C'est une question ouverte, difficile, qui présente en plus l'intérêt d'être posée par les juges du Tribunal fédéral: le droit d'infliger des punitions corporelles à un enfant existe-t-il encore?

Si les juges de Mon-Repos se gardent bien de répondre à la question, ils ont en revanche pris position sur les gifles, fessées et autres coups de pied au derrière administrés de manière excessive. Ici, la réponse est clairement non. De tels gestes constituent des «voies de fait».

Une affaire vaudoise est à l'origine d'un arrêt, rendu public mercredi, du Tribunal fédéral. Un père de famille, qui vit depuis quelques années séparé de sa femme, n'a pas accepté que ses deux enfants, âgés aujourd'hui de 10 et 12 ans, se fassent régulièrement corrigés par le nouveau mari de son ex-épouse. A dix reprises, le beau-père a donné des claques et des coups de pied aux enfants de sa compagne. Il a en outre pris l'habitude de leur tirer les oreilles. Le père biologique des enfants a porté plainte.

En première instance, le père s'est heurté à une décision négative d'un juge d'instruction du Nord vaudois, à Yverdon. Le magistrat a prononcé un non-lieu, arguant que le nouveau compagnon de l'épouse bénéficiait d'un droit de correction: le couple vivait alors maritalement depuis trois ans, avec les enfants. En deuxième instance, le Tribunal cantonal a confirmé le non-lieu.

Le père des deux enfants a fait recours au Tribunal fédéral, qui lui a donné raison. La décision signifie que l'affaire retourne devant le Tribunal cantonal vaudois. Le beau-père des deux enfants est désormais passible d'une peine pénal.
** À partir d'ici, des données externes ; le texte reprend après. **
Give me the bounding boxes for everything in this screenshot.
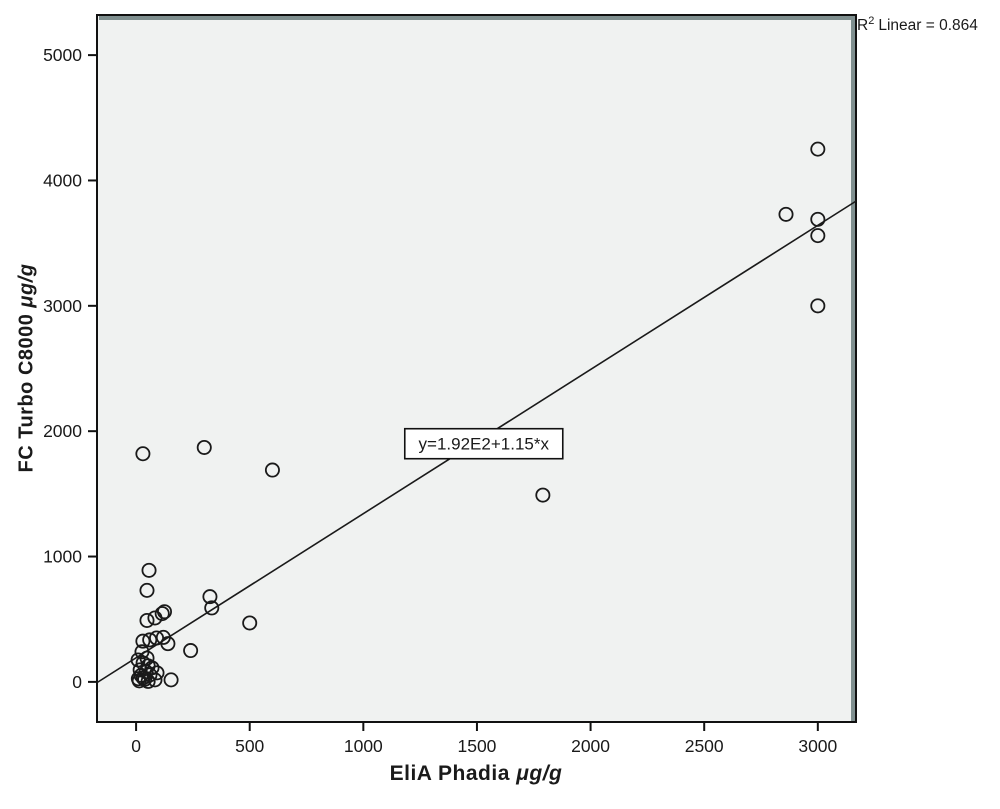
r-squared-label: R2 Linear = 0.864 [857,14,978,35]
data-point [202,589,218,605]
x-tick-label: 0 [131,736,141,756]
data-point [141,562,157,578]
data-point [135,633,151,649]
r-squared-value: Linear = 0.864 [878,17,978,34]
y-tick-label: 1000 [43,547,82,567]
data-point [810,298,826,314]
x-axis-title-text: EliA Phadia [389,762,517,785]
data-point [155,629,171,645]
data-point [163,672,179,688]
x-tick-label: 1500 [457,736,496,756]
y-tick-label: 0 [72,672,82,692]
data-point [147,672,163,688]
r-squared-base: R [857,17,869,34]
data-point [264,462,280,478]
data-point [133,667,149,683]
data-point [149,630,165,646]
data-point [535,487,551,503]
plot-area [96,14,857,723]
x-tick-label: 500 [235,736,264,756]
data-point [139,612,155,628]
data-point [135,446,151,462]
data-point [154,606,170,622]
data-point [778,206,794,222]
r-squared-sup: 2 [868,14,875,27]
data-point [147,610,163,626]
data-point [130,671,146,687]
x-axis-title: EliA Phadia μg/g [390,762,563,786]
y-axis-title-text: FC Turbo C8000 [15,307,38,473]
y-tick-label: 5000 [43,45,82,65]
y-tick-label: 2000 [43,421,82,441]
data-point [242,615,258,631]
data-point [810,228,826,244]
x-tick-label: 2000 [571,736,610,756]
data-point [139,582,155,598]
data-point [204,600,220,616]
y-tick-label: 3000 [43,296,82,316]
data-point [196,439,212,455]
y-tick-label: 4000 [43,170,82,190]
x-tick-label: 2500 [685,736,724,756]
equation-label-box [403,427,564,460]
y-axis-title-unit: μg/g [15,263,38,308]
data-point [810,211,826,227]
data-point [137,671,153,687]
equation-label: y=1.92E2+1.15*x [419,435,550,454]
x-tick-label: 3000 [798,736,837,756]
x-axis-title-unit: μg/g [516,762,563,785]
y-axis-title: FC Turbo C8000 μg/g [16,264,39,473]
x-tick-label: 1000 [344,736,383,756]
data-point [183,643,199,659]
data-point [810,141,826,157]
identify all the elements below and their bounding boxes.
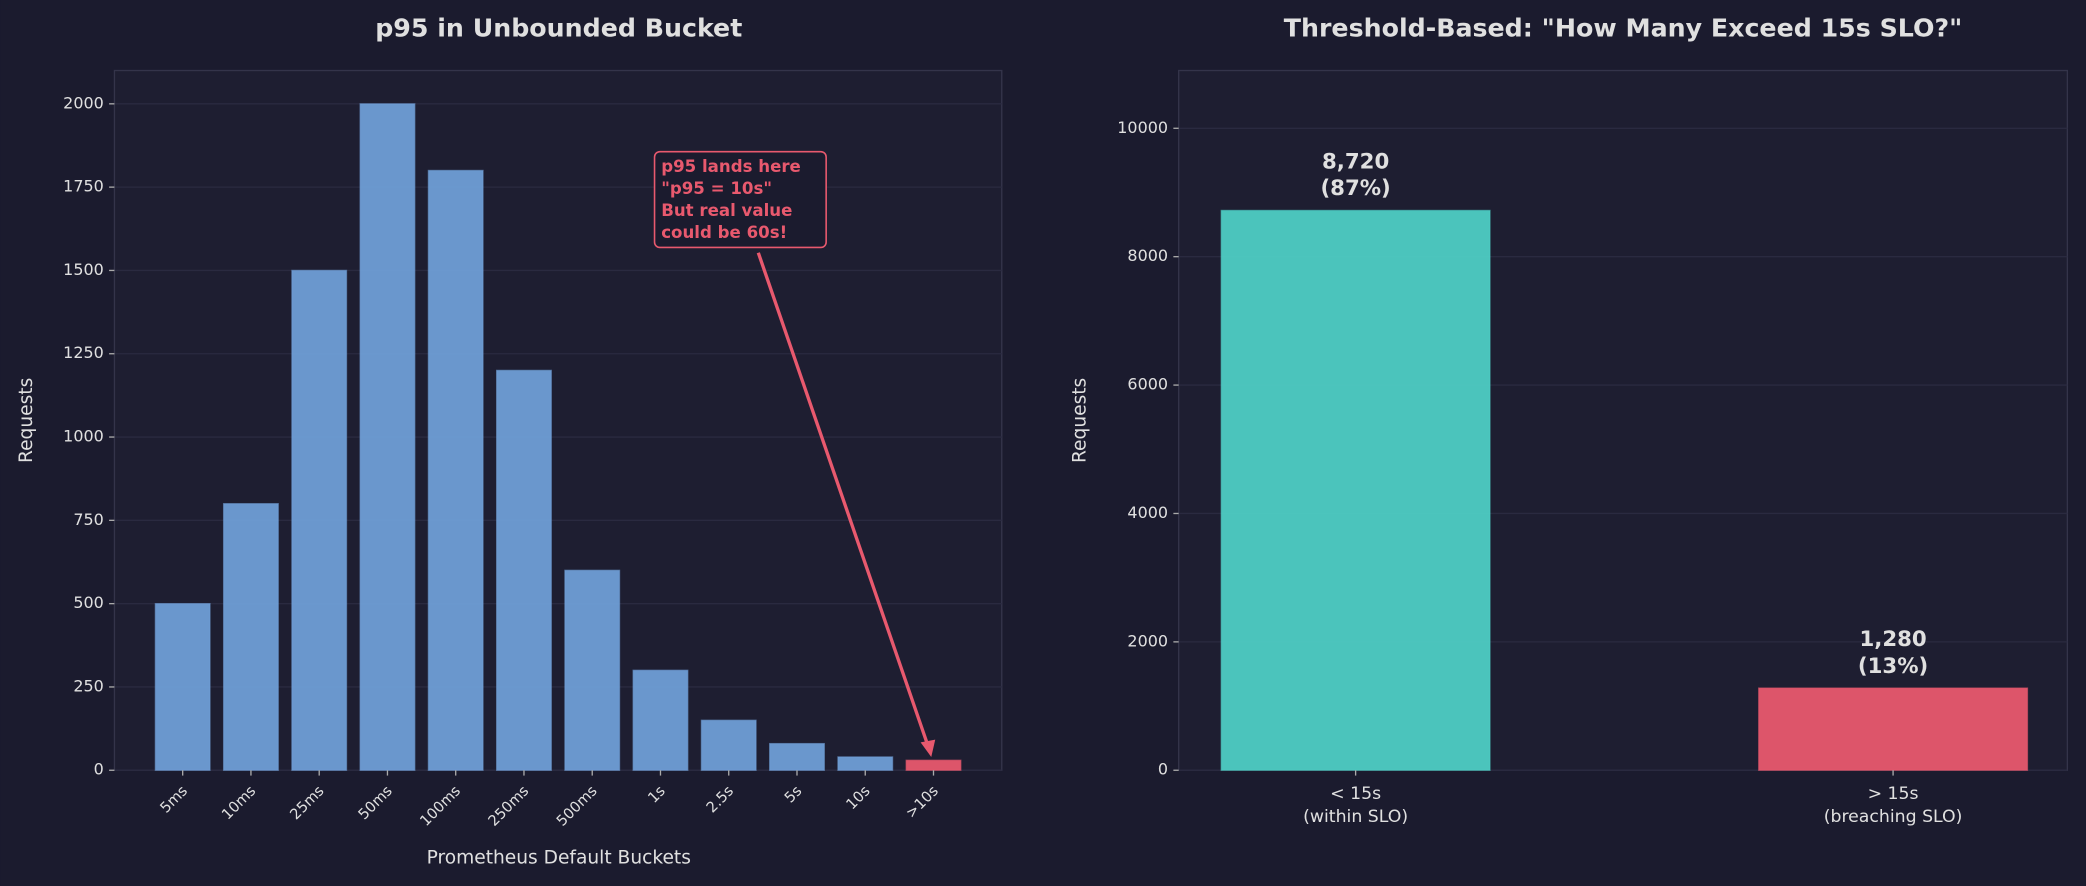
bar (427, 169, 484, 771)
bar (222, 503, 279, 771)
chart-title: Threshold-Based: "How Many Exceed 15s SL… (1284, 13, 1963, 42)
y-tick-label: 750 (73, 510, 103, 529)
bar (291, 269, 348, 771)
bar (495, 369, 552, 771)
value-label: 1,280 (13%) (1858, 627, 1928, 679)
bar (1758, 687, 2029, 771)
bar (359, 103, 416, 771)
y-tick-label: 8000 (1127, 246, 1168, 265)
annotation-text: could be 60s! (661, 223, 787, 242)
y-axis-label: Requests (16, 378, 37, 463)
annotation-text: But real value (661, 201, 792, 220)
y-tick-label: 0 (1158, 760, 1168, 779)
y-tick-label: 2000 (1127, 631, 1168, 650)
y-tick-label: 250 (73, 676, 103, 695)
bar (154, 602, 211, 771)
chart-title: p95 in Unbounded Bucket (375, 13, 742, 42)
y-tick-label: 1500 (63, 260, 104, 279)
y-tick-label: 500 (73, 593, 103, 612)
bar (769, 742, 825, 771)
y-tick-label: 6000 (1127, 375, 1168, 394)
annotation-arrowhead (920, 739, 936, 757)
y-tick-label: 10000 (1117, 118, 1168, 137)
annotation-text: p95 lands here (661, 157, 801, 176)
x-tick-label: > 15s (breaching SLO) (1824, 784, 1963, 827)
y-tick-label: 0 (94, 760, 104, 779)
y-tick-label: 2000 (63, 93, 104, 112)
y-tick-label: 4000 (1127, 503, 1168, 522)
x-tick-label: < 15s (within SLO) (1303, 784, 1408, 827)
y-tick-label: 1000 (63, 427, 104, 446)
bar (700, 719, 757, 771)
y-tick-label: 1750 (63, 177, 104, 196)
bar (837, 756, 894, 771)
bar (632, 669, 689, 771)
value-label: 8,720 (87%) (1320, 150, 1390, 202)
bar (905, 759, 962, 771)
y-axis-label: Requests (1070, 378, 1091, 463)
bar (564, 569, 621, 771)
bar (1220, 209, 1491, 771)
y-tick-label: 1250 (63, 343, 104, 362)
x-axis-label: Prometheus Default Buckets (427, 848, 691, 869)
annotation-text: "p95 = 10s" (661, 179, 772, 198)
annotation-box (653, 150, 827, 249)
annotation-arrow (756, 252, 931, 749)
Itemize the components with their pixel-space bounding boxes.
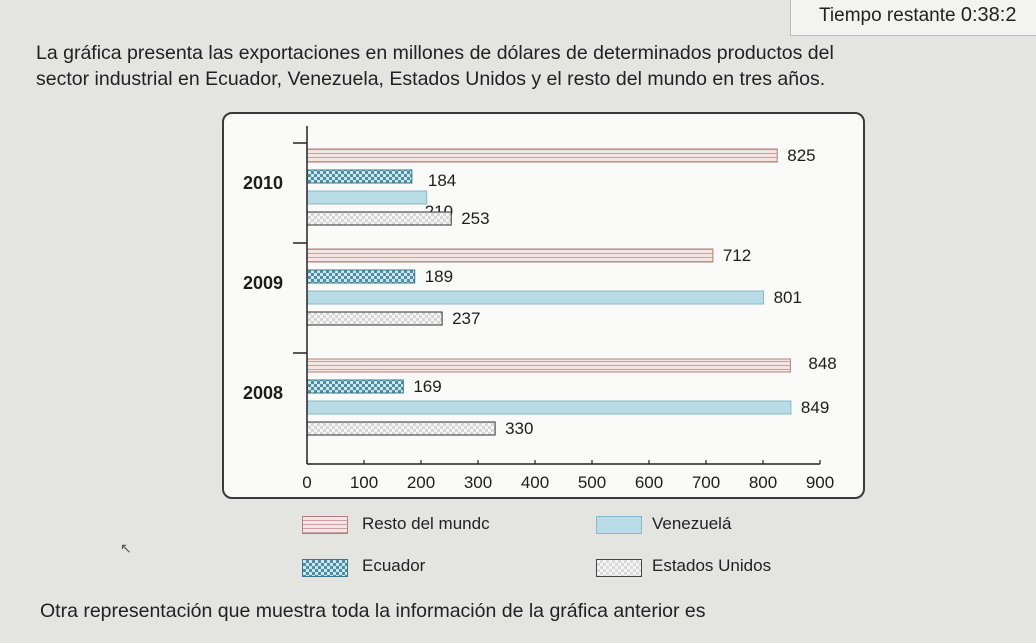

Les juges fédéraux se basent sur l'article 126 du Code pénal, lequel exige de poursuivre d'office toute personne qui agit de manière réitérée contre une personne, notamment contre un enfant sur lequel il a le devoir de veiller. Modifié il y a quelques années, cet article abroge le droit de correction des parents et témoigne d'une volonté d'interdire toute forme d'éducation fondée sur la violence. En l'occurrence, le Tribunal fédéral estime que le beau-père «a dépassé ce qui est admissible». Les coups répétés, ou qui dénotent une certaine habitude, ne sauraient se justifier. De plus, les coups de pied administrés aux postérieurs des deux enfants constituent «un traitement dégradant». Un seul de ces gestes est déjà de trop. Bref, cet homme a montré qu'il suivait un mode d'éducation inacceptable, car fondé sur la violence physique.

Les juges reconnaissent tout de même que les parents ont le droit de donner de temps à autre une gifle à leurs enfants. Mais, estiment-ils, «le droit de correction doit toutefois toujours être la conséquence d'un comportement inadapté et intervenir dans un but éducatif».

Suzette Sandoz, professeur à la Faculté de droit de l'Université de Lausanne, spécialiste du droit de la famille, rappelle que l'abrogation du droit de correction remonte à une époque, la fin des années 1970, où les fessées et autres punitions corporelles étaient au fait de leur impopularité. La situation n'a depuis lors guère changé, comme le confirme la décision récente des juges fédéraux. «Je dirais qu'il ne faut pas donner de poids particulier à ce jugement. Il s'agit d'un rappel que, de tout temps, il a été interdit de faire violence à un enfant.»

Qu'en est-il de la question ouverte des juges? Doit-on interdire toute punition corporelle? Hélène Châtelain, présidente du Tribunal cantonal des mineurs à Lausanne, dit «n'avoir rien contre une gifle occasionnelle et méritée qui ne laisse pas de traces. Tout est affaire de mesure. Il revient tout de même aux parents d'éduquer leurs enfants! Même si je dois constater que ces mêmes parents démissionnent de plus en plus de leur tâche d'éducateurs».

La question des juges fédéraux trouble Alain Herzog, médecin responsable au Service universitaire de psychiatrie de l'enfant et de l'adolescent à Lausanne: «On touche ici à la liberté des parents. Il est toujours périlleux de codifier moralement et légalement la sphère privée. A moins que l'on désire vraiment une société plus contrôlée et «contrôlante», qui encouragerait par exemple systématiquement la délation. On touche tout de même ici à la relation sociale primaire, celle des parents à leurs enfants. Elle doit bénéficier d'une marge de manœuvre, bien sûr dans les limites qu'impose le respect d'autrui».